While I don't believe that AI will ever replace the absolute diversity of expression that human creatives can express, it does seem inevitable that AI will replace more formulaic creations… hell, the Romance Writers of America already tried to fly a workshop on “writing” romance novels with AI! (They did take it down… showing a surprising perspicacity. RWA as an organization has for some time been a model of tone deaf-ness.)
It all sounds bleak, doesn't it? Like the situation with our environment—another can that the ones in power keep kicking down the road. But people can do things. People can think about consequences and cost--and AI definitely has a cost. Those who refuse to think about consequences, those who (mistakenly) insist that art should be for free, and those who crave formula-as-a-steady-diet? Well, they likely won’t care—for a while, anyway. It's the ones who enjoy emotive human art and complex human storytelling will end up paying it much sooner.
And creatives? We’re paying it now.
----
I ask all of ya'll: what is writing without the writing?
Maybe it's because so many people have "always wanted to be a writer”. Or, "I've a story in me!" Congrats, you, I've got so many stories in my head that I'll die before I get them all told.
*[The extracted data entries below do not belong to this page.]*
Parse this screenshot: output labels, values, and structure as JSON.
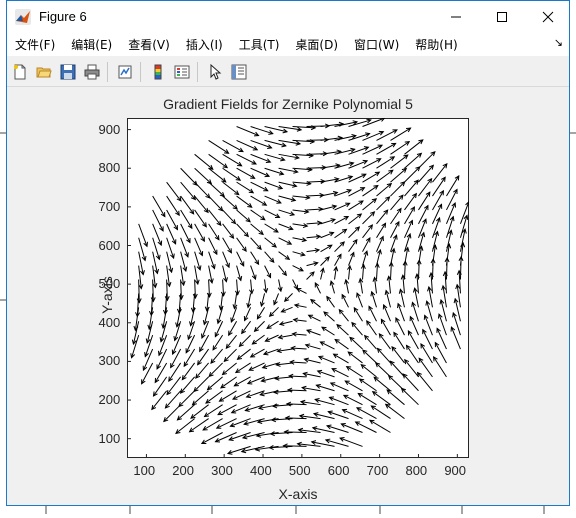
{
  "window": {
    "title": "Figure 6"
  },
  "menu": {
    "items": [
      "文件(F)",
      "编辑(E)",
      "查看(V)",
      "插入(I)",
      "工具(T)",
      "桌面(D)",
      "窗口(W)",
      "帮助(H)"
    ]
  },
  "toolbar": {
    "buttons": [
      "new-figure",
      "open-file",
      "save",
      "print",
      "link-plot",
      "insert-colorbar",
      "insert-legend",
      "edit-plot",
      "property-inspector"
    ]
  },
  "chart_data": {
    "type": "quiver",
    "title": "Gradient Fields for Zernike Polynomial 5",
    "xlabel": "X-axis",
    "ylabel": "Y-axis",
    "xlim": [
      50,
      930
    ],
    "ylim": [
      50,
      930
    ],
    "xticks": [
      100,
      200,
      300,
      400,
      500,
      600,
      700,
      800,
      900
    ],
    "yticks": [
      100,
      200,
      300,
      400,
      500,
      600,
      700,
      800,
      900
    ],
    "grid": false,
    "field": "gradient of Zernike polynomial 5 (astigmatism) over unit disk centered at (500,500), radius 450"
  },
  "colors": {
    "accent": "#1979ca",
    "arrow": "#000000",
    "axes": "#262626"
  }
}
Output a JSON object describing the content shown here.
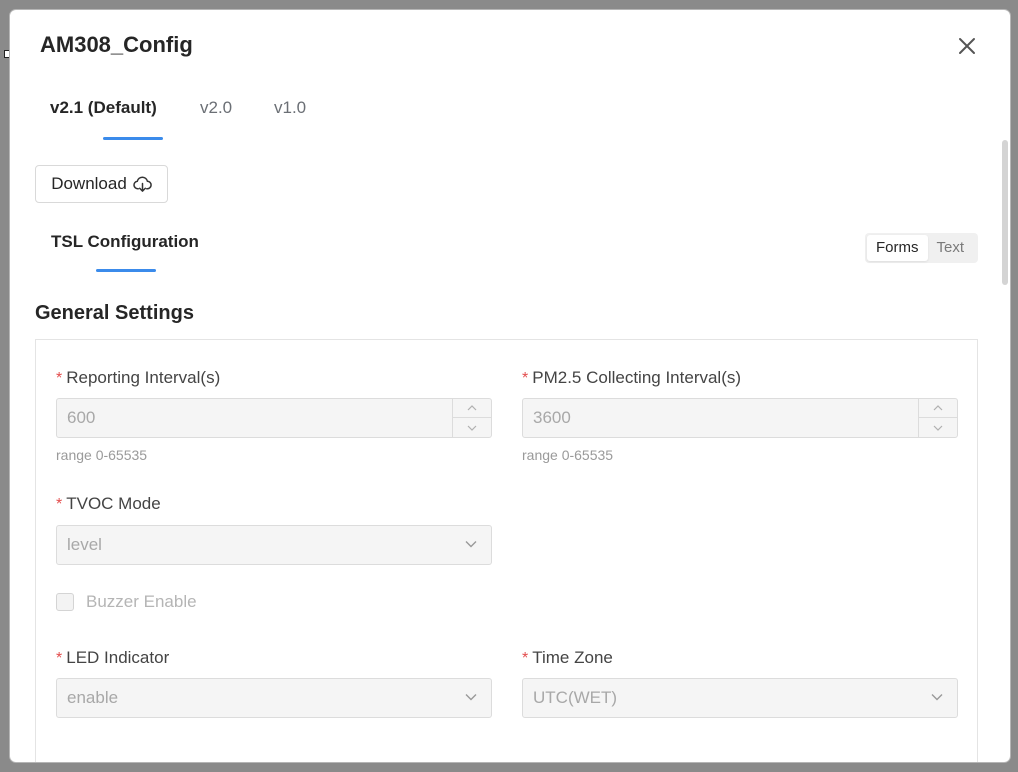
{
  "dialog": {
    "title": "AM308_Config",
    "version_tabs": [
      {
        "label": "v2.1 (Default)",
        "active": true
      },
      {
        "label": "v2.0",
        "active": false
      },
      {
        "label": "v1.0",
        "active": false
      }
    ],
    "download_label": "Download",
    "config_tab": "TSL Configuration",
    "view_toggle": {
      "options": [
        "Forms",
        "Text"
      ],
      "selected": "Forms"
    }
  },
  "section": {
    "title": "General Settings",
    "fields": {
      "reporting_interval": {
        "label": "Reporting Interval(s)",
        "value": "600",
        "help": "range 0-65535",
        "required": true
      },
      "pm25_interval": {
        "label": "PM2.5 Collecting Interval(s)",
        "value": "3600",
        "help": "range 0-65535",
        "required": true
      },
      "tvoc_mode": {
        "label": "TVOC Mode",
        "value": "level",
        "required": true
      },
      "buzzer_enable": {
        "label": "Buzzer Enable",
        "checked": false
      },
      "led_indicator": {
        "label": "LED Indicator",
        "value": "enable",
        "required": true
      },
      "time_zone": {
        "label": "Time Zone",
        "value": "UTC(WET)",
        "required": true
      }
    }
  },
  "icons": {
    "close": "close-icon",
    "download": "cloud-download-icon",
    "select_arrow": "chevron-down-icon",
    "stepper_up": "chevron-up-icon",
    "stepper_down": "chevron-down-icon"
  },
  "colors": {
    "accent": "#3b8beb",
    "required": "#e34d4d",
    "disabled_bg": "#f5f5f5",
    "disabled_text": "#a8a8a8"
  }
}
Or, "I've always wanted to be a writer, but I didn't have the time." To which I answer in my best Snarky Kate Hepburn: "Well, darlin', I've always wanted to be a brain surgeon, but I've just never managed to find the time." (Or the money for college, or the math grades... but I digress.)
See, "being a writer" isn't the point. It's about writing. I never "wanted to be a writer"; I’ve always written.
As to using AI to do the writing? The work?
Why would I? Why would anyone? The work is the point.
It's not about profiting from someone else’s effort, or pretending to some perceived 'status'. It's not about letting laziness win and skipping through hard patches. And it's certainly not about letting some Robot Overlord straight from WALL-E to do that work. I write, and I'm human. I’m glad I’m human, glad that my writing is work—hard, messy, involved, human effort. I want immersion, not only for readers but myself. I want to be challenged, both brain and heart, and not petulantly demand a safe predictability in everything that comes my way.
AI is predictable. Humans are not… or we’re not when we’re at our best.
So. How to thrive as a human when originality and creativity are discouraged?
Well, that’s a topic for another time.
But please, let me know your thoughts on this topic, eh? And thanks for helping me to get mine in order.